Чудо о розе
Шрифт:
Я действительно верил тогда, что его жесты естественны и непосредственны. Я ошибался. Увидев однажды, что он ведет себя непосредственно, я решил, что он искренен. Я готов был в это верить, и я поверил, когда чуть позже он говорил мне, и не просто говорил, а настаивал злым и грубым тоном, что совершенно равнодушен к Роки. На самом деле он дал мне хлеб, потому что, только что получив его сам, он обрадовался, радость смягчила душу, а тщеславие заставило совершить опрометчивый поступок.
Роки был высоким и сильным, но красотой не отличался. Теперь-то я знаю: он догадывался, что я люблю Пьеро, но никогда этого не показывал. Может быть, ему просто было на это совершенно наплевать то ли оттого, что сам он не любил его больше, то ли оттого, что понимал — не судьба, им не суждено быть вместе. Я виделся с ним очень редко, но мне бы хотелось, чтобы мы подружились ради нашей любви к Пьеро, ведь в дружбе двух соперников нет ничего невозможного, у них много общего, раз они любят одного и того же.

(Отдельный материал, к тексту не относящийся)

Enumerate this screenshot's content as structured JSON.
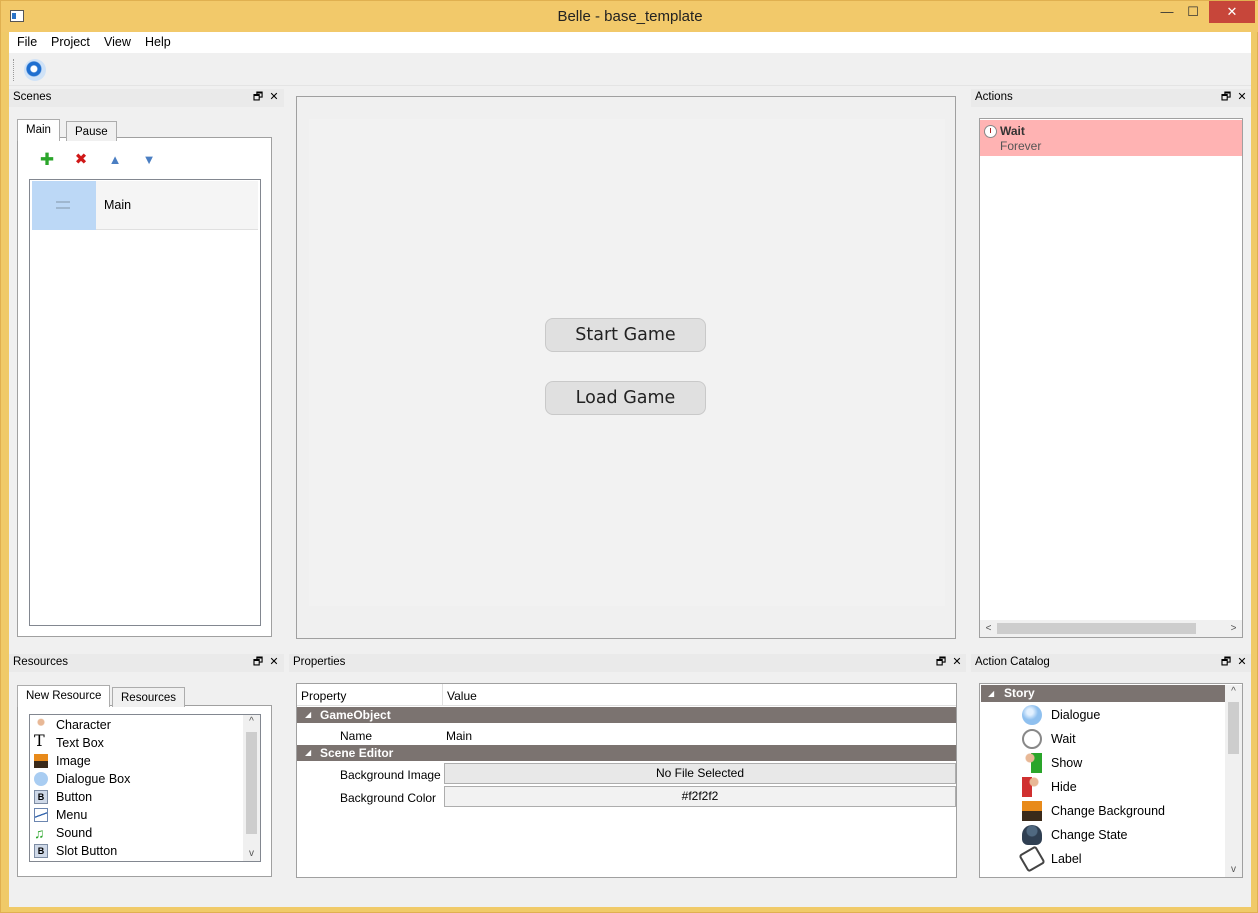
{
  "window": {
    "title": "Belle - base_template",
    "minimize": "—",
    "maximize": "☐",
    "close": "✕"
  },
  "menu": [
    "File",
    "Project",
    "View",
    "Help"
  ],
  "toolbar": {
    "icon": "render-icon"
  },
  "scenes_dock": {
    "title": "Scenes",
    "tabs": [
      "Main",
      "Pause"
    ],
    "buttons": {
      "add": "✚",
      "remove": "✖",
      "up": "▲",
      "down": "▼"
    },
    "items": [
      {
        "label": "Main"
      }
    ]
  },
  "canvas": {
    "background": "#f2f2f2",
    "buttons": [
      "Start Game",
      "Load Game"
    ]
  },
  "actions_dock": {
    "title": "Actions",
    "items": [
      {
        "title": "Wait",
        "subtitle": "Forever",
        "color": "#ffb3b3"
      }
    ]
  },
  "resources_dock": {
    "title": "Resources",
    "tabs": [
      "New Resource",
      "Resources"
    ],
    "items": [
      "Character",
      "Text Box",
      "Image",
      "Dialogue Box",
      "Button",
      "Menu",
      "Sound",
      "Slot Button"
    ]
  },
  "properties_dock": {
    "title": "Properties",
    "columns": [
      "Property",
      "Value"
    ],
    "groups": [
      {
        "name": "GameObject",
        "rows": [
          {
            "key": "Name",
            "value": "Main"
          }
        ]
      },
      {
        "name": "Scene Editor",
        "rows": [
          {
            "key": "Background Image",
            "value": "No File Selected"
          },
          {
            "key": "Background Color",
            "value": "#f2f2f2"
          }
        ]
      }
    ]
  },
  "catalog_dock": {
    "title": "Action Catalog",
    "group": "Story",
    "items": [
      "Dialogue",
      "Wait",
      "Show",
      "Hide",
      "Change Background",
      "Change State",
      "Label"
    ]
  },
  "dock_buttons": {
    "float": "🗗",
    "close": "✕"
  }
}
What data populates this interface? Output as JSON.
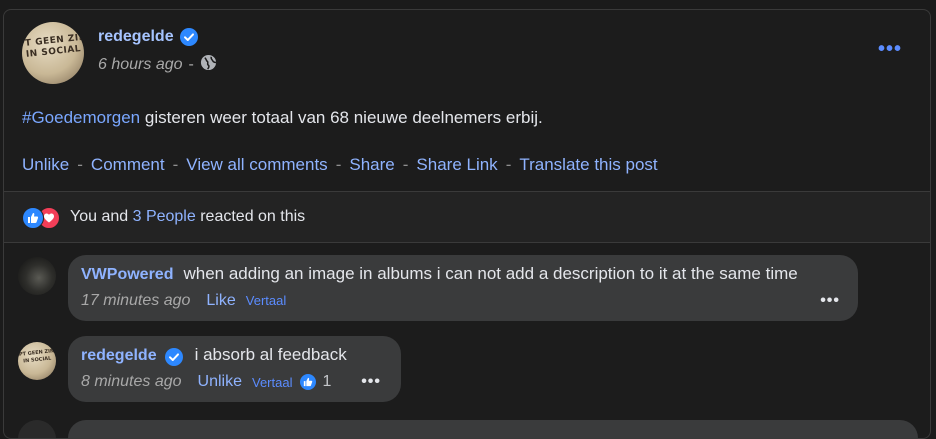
{
  "post": {
    "author": "redegelde",
    "avatar_sign_text": "PT GEEN ZIN\nIN SOCIAL",
    "time": "6 hours ago",
    "separator": "-",
    "hashtag": "#Goedemorgen",
    "body": "gisteren weer totaal van 68 nieuwe deelnemers erbij.",
    "more_icon": "ellipsis-icon"
  },
  "actions": [
    {
      "label": "Unlike"
    },
    {
      "label": "Comment"
    },
    {
      "label": "View all comments"
    },
    {
      "label": "Share"
    },
    {
      "label": "Share Link"
    },
    {
      "label": "Translate this post"
    }
  ],
  "actions_separator": "-",
  "reactions": {
    "prefix": "You and",
    "count_label": "3 People",
    "suffix": "reacted on this",
    "icons": [
      "like-icon",
      "love-icon"
    ]
  },
  "comments": [
    {
      "author": "VWPowered",
      "text": "when adding an image in albums i can not add a description to it at the same time",
      "time": "17 minutes ago",
      "like_label": "Like",
      "translate_label": "Vertaal",
      "verified": false,
      "like_count": ""
    },
    {
      "author": "redegelde",
      "text": "i absorb al feedback",
      "time": "8 minutes ago",
      "like_label": "Unlike",
      "translate_label": "Vertaal",
      "verified": true,
      "like_count": "1"
    }
  ],
  "colors": {
    "background": "#1c1c1c",
    "link": "#8fb3ff",
    "bubble": "#3a3b3c",
    "verified": "#2d88ff",
    "love": "#f33e58"
  }
}
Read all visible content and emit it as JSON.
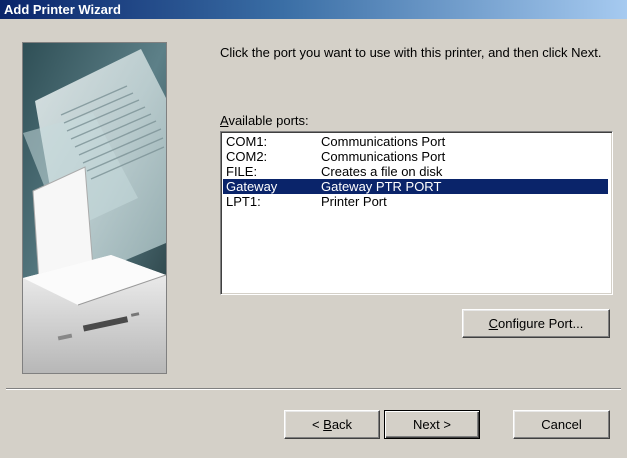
{
  "window": {
    "title": "Add Printer Wizard"
  },
  "content": {
    "instruction": "Click the port you want to use with this printer, and then click Next.",
    "ports_label_accel": "A",
    "ports_label_rest": "vailable ports:"
  },
  "ports": [
    {
      "name": "COM1:",
      "description": "Communications Port"
    },
    {
      "name": "COM2:",
      "description": "Communications Port"
    },
    {
      "name": "FILE:",
      "description": "Creates a file on disk"
    },
    {
      "name": "Gateway",
      "description": "Gateway PTR PORT"
    },
    {
      "name": "LPT1:",
      "description": "Printer Port"
    }
  ],
  "selected_port": "Gateway",
  "buttons": {
    "configure_accel": "C",
    "configure_rest": "onfigure Port...",
    "back_prefix": "< ",
    "back_accel": "B",
    "back_rest": "ack",
    "next": "Next >",
    "cancel": "Cancel"
  },
  "colors": {
    "dialog_bg": "#d4d0c8",
    "title_gradient_start": "#0a246a",
    "title_gradient_end": "#a6caf0",
    "selection_bg": "#0a246a",
    "selection_text": "#ffffff"
  },
  "icons": {
    "wizard_image": "printer-with-document-illustration"
  }
}
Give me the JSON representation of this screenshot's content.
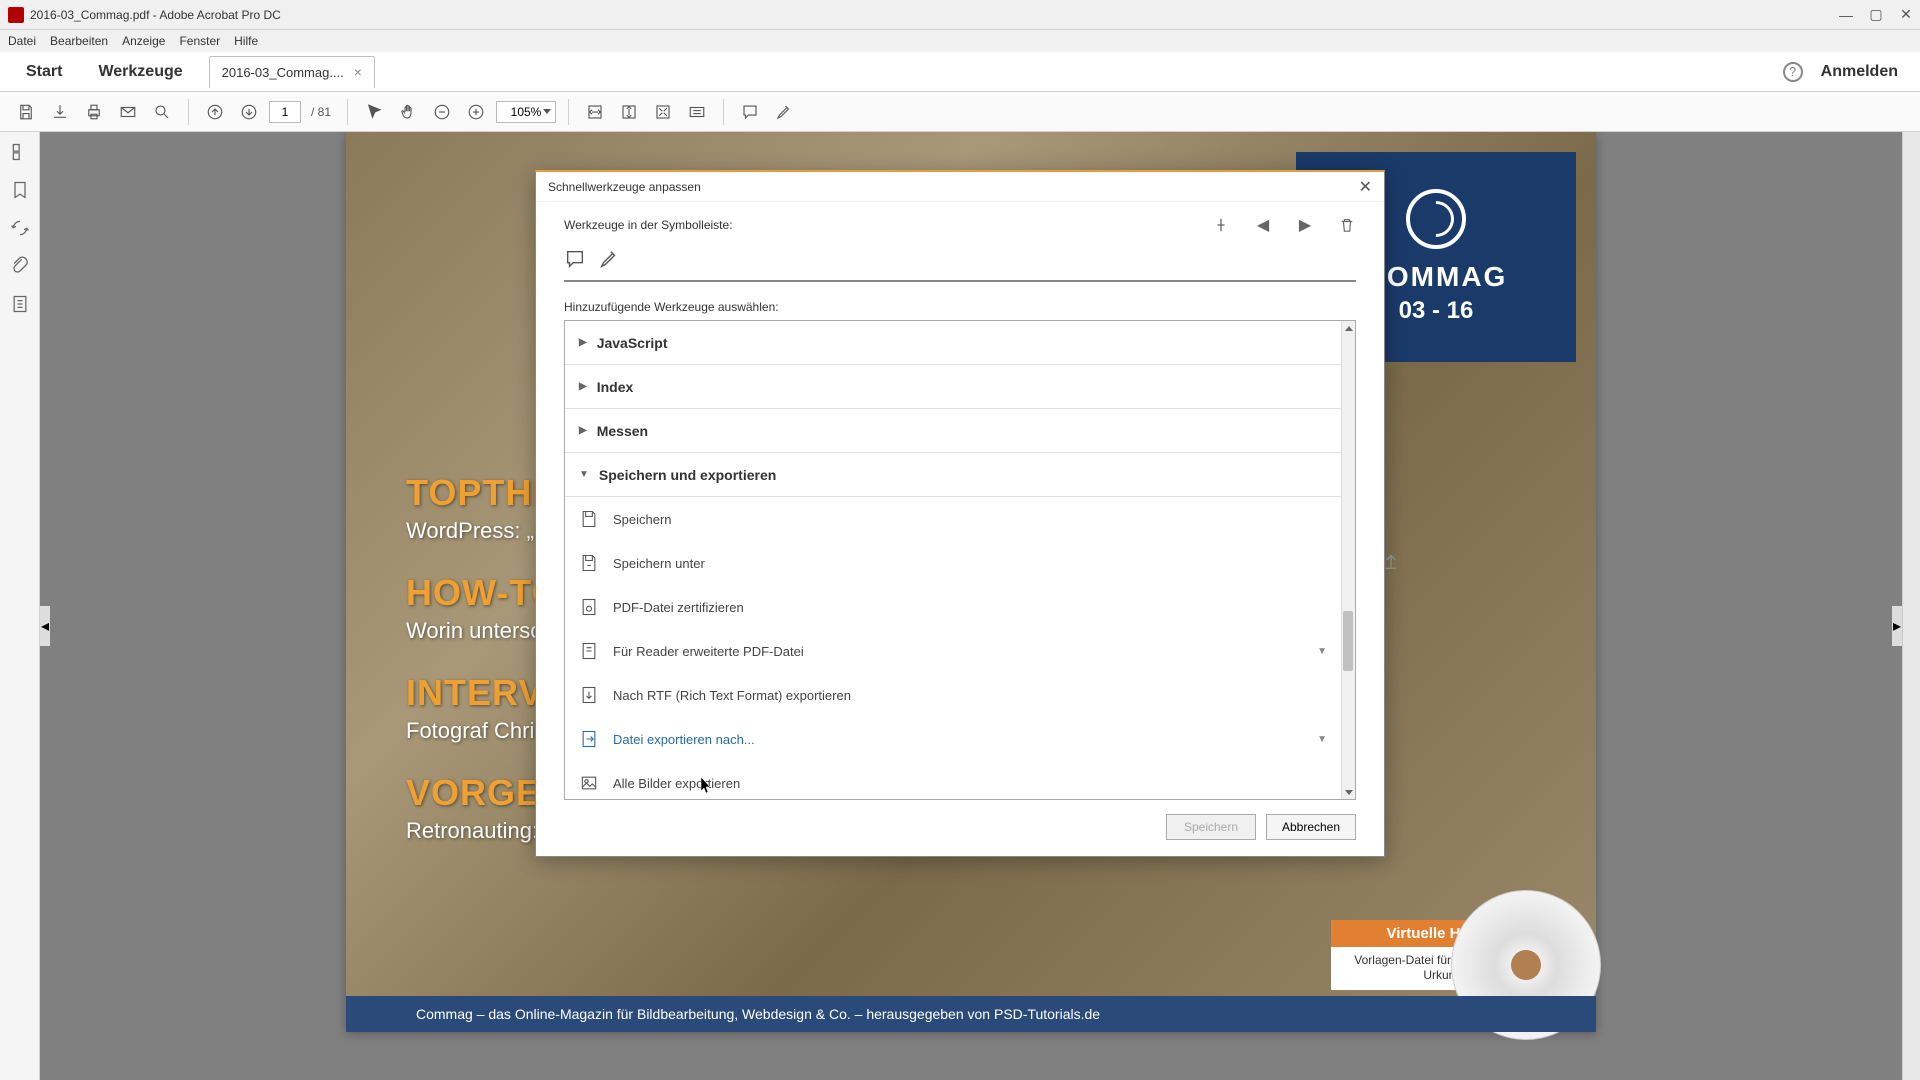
{
  "titlebar": {
    "text": "2016-03_Commag.pdf - Adobe Acrobat Pro DC"
  },
  "menubar": {
    "items": [
      "Datei",
      "Bearbeiten",
      "Anzeige",
      "Fenster",
      "Hilfe"
    ]
  },
  "tabs": {
    "start": "Start",
    "tools": "Werkzeuge",
    "doc": "2016-03_Commag....",
    "signin": "Anmelden"
  },
  "toolbar": {
    "page_current": "1",
    "page_total": "/ 81",
    "zoom": "105%"
  },
  "doc": {
    "banner_line1": "COMMAG",
    "banner_line2": "03 - 16",
    "sections": [
      {
        "title": "TOPTHEMA",
        "sub": "WordPress: „M…"
      },
      {
        "title": "HOW-TO",
        "sub": "Worin untersc…"
      },
      {
        "title": "INTERVIEW",
        "sub": "Fotograf Chri…"
      },
      {
        "title": "VORGESTELLT",
        "sub": "Retronauting: Zurück in die Gegenwart"
      }
    ],
    "cd_label": "Virtuelle Heft-CD",
    "cd_sub": "Vorlagen-Datei für eine historische Urkunde",
    "footer": "Commag – das Online-Magazin für Bildbearbeitung, Webdesign & Co. – herausgegeben von PSD-Tutorials.de"
  },
  "dialog": {
    "title": "Schnellwerkzeuge anpassen",
    "label_current": "Werkzeuge in der Symbolleiste:",
    "label_add": "Hinzuzufügende Werkzeuge auswählen:",
    "categories": [
      {
        "name": "JavaScript",
        "expanded": false
      },
      {
        "name": "Index",
        "expanded": false
      },
      {
        "name": "Messen",
        "expanded": false
      },
      {
        "name": "Speichern und exportieren",
        "expanded": true
      }
    ],
    "items": [
      {
        "label": "Speichern",
        "icon": "save",
        "dropdown": false
      },
      {
        "label": "Speichern unter",
        "icon": "save-as",
        "dropdown": false
      },
      {
        "label": "PDF-Datei zertifizieren",
        "icon": "certify",
        "dropdown": false
      },
      {
        "label": "Für Reader erweiterte PDF-Datei",
        "icon": "reader",
        "dropdown": true
      },
      {
        "label": "Nach RTF (Rich Text Format) exportieren",
        "icon": "export-rtf",
        "dropdown": false
      },
      {
        "label": "Datei exportieren nach...",
        "icon": "export",
        "dropdown": true,
        "selected": true
      },
      {
        "label": "Alle Bilder exportieren",
        "icon": "export-images",
        "dropdown": false
      }
    ],
    "btn_save": "Speichern",
    "btn_cancel": "Abbrechen"
  }
}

Я видел на наших парнях разные татуировки: орел, фрегат, морской якорь, цветок анютины глазки, звезды, луну и солнце. У некоторых из них кожа была буквально нашпигована изображениями
Да, то, что зарождалось здесь, было именно рыцарством, но еще и чем-то вроде имперского дворянства, и здесь не принимались в расчет татуировки, сделанные не здесь, а где-то еще, в каких-нибудь тюрьмах или других колониях. Но как бы то ни было, дворянские титулы внушали уважение, и самые авторитетные наши воры с почтением взирали на тех, кто приобрел свои татуировки еще раньше, давно. На руках у всех нас красовался маленький цветок — анютины глазки, но если наши блатные из Фонтевро посвящали их матери, мы рисовали их вокруг крошечного вымпела с надписью «Златоуст». И цветок, и вымпел должны были красоваться в достойном обрамлении, поэтому к ним прилагался орнамент, что покрывал татуировкой все тело целиком. Иногда это выглядело довольно устрашающе, грубые значки словно пожирали плоть, как инициалы любовников, запечатленные на листьях агавы. Я с ужасом разглядывал людей, изъеденных рисунками, как гребцы на галерах изъедены морской солью, ведь эти татуировки были своего рода клеймом, стилизованным, разукрашенным, расцвеченным, как всякое клеймо, или нет — лучше сказать, отметиной на месте раны, которая появится позднее. Это будет рана на сердце или на теле. Так когда-то на галерах пираты покрывали себя с ног до головы зловещим орнаментом, чтобы всякая жизнь в обществе стала для них невозможна. Сами, по доброй воле выбрав для себя эту невозможность, они меньше страдали от жестокости судьбы. Они сами хотели этого, так они ограничивали свою вселенную, сужали ее пространство и ее уют. Они были скрыты от других, словно внутри будки часового, в которой и сам я часто искал спасения и прятался в ее прохладе.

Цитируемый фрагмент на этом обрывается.